As I pass through the doors—each one slamming shut behind me—I finally feel it settle in my chest. The weight. Not the loss of my job. Not even the way everything I built here just evaporated in the span of one afternoon.
It’s the certainty.
I can’t go to him.
Every instinct I have is screaming to get in my car and follow the ambulance. To sit beside his bed and hold his hand and tell him it’s going to be okay. That I’m here. That I’m not going anywhere.
But that’s the problem.
I’m the reason this happened. Not the hit. Not the play. Me.
If I show up—if I hover, if I cling, if I let anyone see how deep this runs—I don’t just lose my job. I put a target on his back. I turn him into a headline. A scandal.
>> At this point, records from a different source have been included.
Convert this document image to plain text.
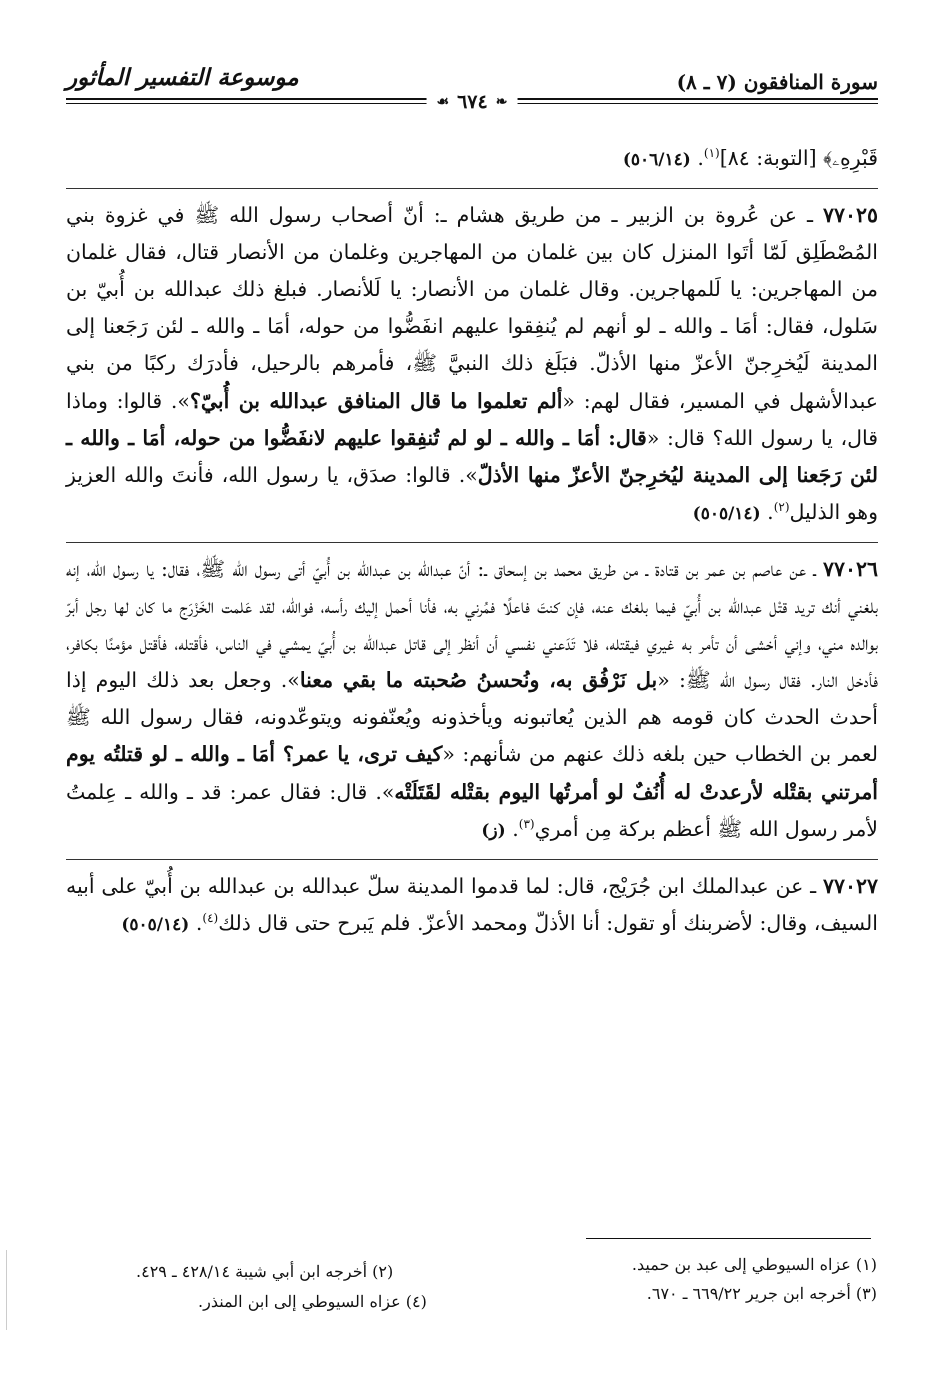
موسوعة التفسير المأثور	سورة المنافقون (٧ ـ ٨)
❧
٦٧٤
☙

قَبْرِهِۦ﴾ [التوبة: ٨٤]$^{(١)}$. (٥٠٦/١٤)

٧٧٠٢٥ ـ عن عُروة بن الزبير ـ من طريق هشام ـ: أنّ أصحاب رسول الله ﷺ في غزوة بني المُصْطَلِق لَمّا أتَوا المنزل كان بين غلمان من المهاجرين وغلمان من الأنصار قتال، فقال غلمان من المهاجرين: يا لَلمهاجرين. وقال غلمان من الأنصار: يا لَلأنصار. فبلغ ذلك عبدالله بن أُبيّ بن سَلول، فقال: أمَا ـ والله ـ لو أنهم لم يُنفِقوا عليهم انفَضُّوا من حوله، أمَا ـ والله ـ لئن رَجَعنا إلى المدينة لَيُخرِجنّ الأعزّ منها الأذلّ. فبَلَغ ذلك النبيَّ ﷺ، فأمرهم بالرحيل، فأدرَك ركبًا من بني عبدالأشهل في المسير، فقال لهم: «ألم تعلموا ما قال المنافق عبدالله بن أُبيّ؟». قالوا: وماذا قال، يا رسول الله؟ قال: «قال: أمَا ـ والله ـ لو لم تُنفِقوا عليهم لانفَضُّوا من حوله، أمَا ـ والله ـ لئن رَجَعنا إلى المدينة ليُخرِجنّ الأعزّ منها الأذلّ». قالوا: صدَق، يا رسول الله، فأنتَ والله العزيز وهو الذليل$^{(٢)}$. (٥٠٥/١٤)

٧٧٠٢٦ ـ عن عاصم بن عمر بن قتادة ـ من طريق محمد بن إسحاق ـ: أنّ عبدالله بن عبدالله بن أُبيّ أتى رسول الله ﷺ، فقال: يا رسول الله، إنه بلغني أنك تريد قتْل عبدالله بن أُبيّ فيما بلغك عنه، فإن كنتَ فاعلًا فمُرني به، فأنا أحمل إليك رأسه، فوالله، لقد عَلمت الخَزْرَج ما كان لها رجل أبرّ بوالده مني، وإني أخشى أن تأمر به غيري فيقتله، فلا تَدَعني نفسي أن أنظر إلى قاتل عبدالله بن أُبيّ يمشي في الناس، فأقتله، فأقتل مؤمنًا بكافر، فأدخل النار. فقال رسول الله ﷺ: «بل نَرْفُق به، ونُحسنُ صُحبته ما بقي معنا». وجعل بعد ذلك اليوم إذا أحدث الحدث كان قومه هم الذين يُعاتبونه ويأخذونه ويُعنّفونه ويتوعّدونه، فقال رسول الله ﷺ لعمر بن الخطاب حين بلغه ذلك عنهم من شأنهم: «كيف ترى، يا عمر؟ أمَا ـ والله ـ لو قتلتُه يوم أمرتني بقتْله لأرعدتْ له أُنُفٌ لو أمرتُها اليوم بقتْله لقَتَلَتْه». قال: فقال عمر: قد ـ والله ـ عِلمتُ لأمر رسول الله ﷺ أعظم بركة مِن أمري$^{(٣)}$. (ز)

٧٧٠٢٧ ـ عن عبدالملك ابن جُرَيْج، قال: لما قدموا المدينة سلّ عبدالله بن عبدالله بن أُبيّ على أبيه السيف، وقال: لأضربنك أو تقول: أنا الأذلّ ومحمد الأعزّ. فلم يَبرح حتى قال ذلك$^{(٤)}$. (٥٠٥/١٤)

(١) عزاه السيوطي إلى عبد بن حميد.
(٢) أخرجه ابن أبي شيبة ٤٢٨/١٤ ـ ٤٢٩.
(٣) أخرجه ابن جرير ٦٦٩/٢٢ ـ ٦٧٠.
(٤) عزاه السيوطي إلى ابن المنذر.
A story that never lets him just be a player again.
Luke deserves better than that.
He deserves a clean slate. A future that isn’t tangled up in my past mistakes, my grief, my inability to let go.
So I do the only thing I have left.
I choose him.
I pull my phone out of my pocket. My hands shake just enough to piss me off.
One message. That’s all I allow myself.
Me: You’re going to be okay, Luke. You don’t need me anymore. Please find love again someday.
I stare at the screen for a long time before I hit send. Then I delete my profile and remove the app from my phone, before going into my contacts and blocking his actual phone number too. It’s the only way I’m going to be strong enough to protect him in the only way I know how. I cut the threads that connect us before I can unravel them and run straight back to him.
It feels like tearing something out of my chest with my bare hands. The same as lighting myself on fire and letting the fire take me. But loving him means walking away. Even if it destroys me.
I step into the afternoon sun, the noise of the stadium still echoing behind me, and keep walking. Because this time—I won’t let history repeat itself.
TWENTY-NINE
LUKE
Three days.I’ve been in the hospital for three days.
No clue where my phone is. It’s probably still in my locker, shoved into my duffel under my clothes. No contact with the outside world unless it walks through the damn door.
And Silas hasn’t.
Which, yeah. Secret relationship. Assistant coach. Bad optics. I get it.
But he hasn’t even called the useless phone next to my bed.
And that’s what’s driving me insane.
Coach Harris came by yesterday. He stood awkwardly at the foot of my bed and told me I scared the hell out of everyone. Said I’d probably have a couple weeks of light work ahead. No practice. No lifting. Just rest. His voice was steady, but his eyes—his eyes were too kind.
He knows something.
He didn’t say anything, but… he knows. And it scares me a little.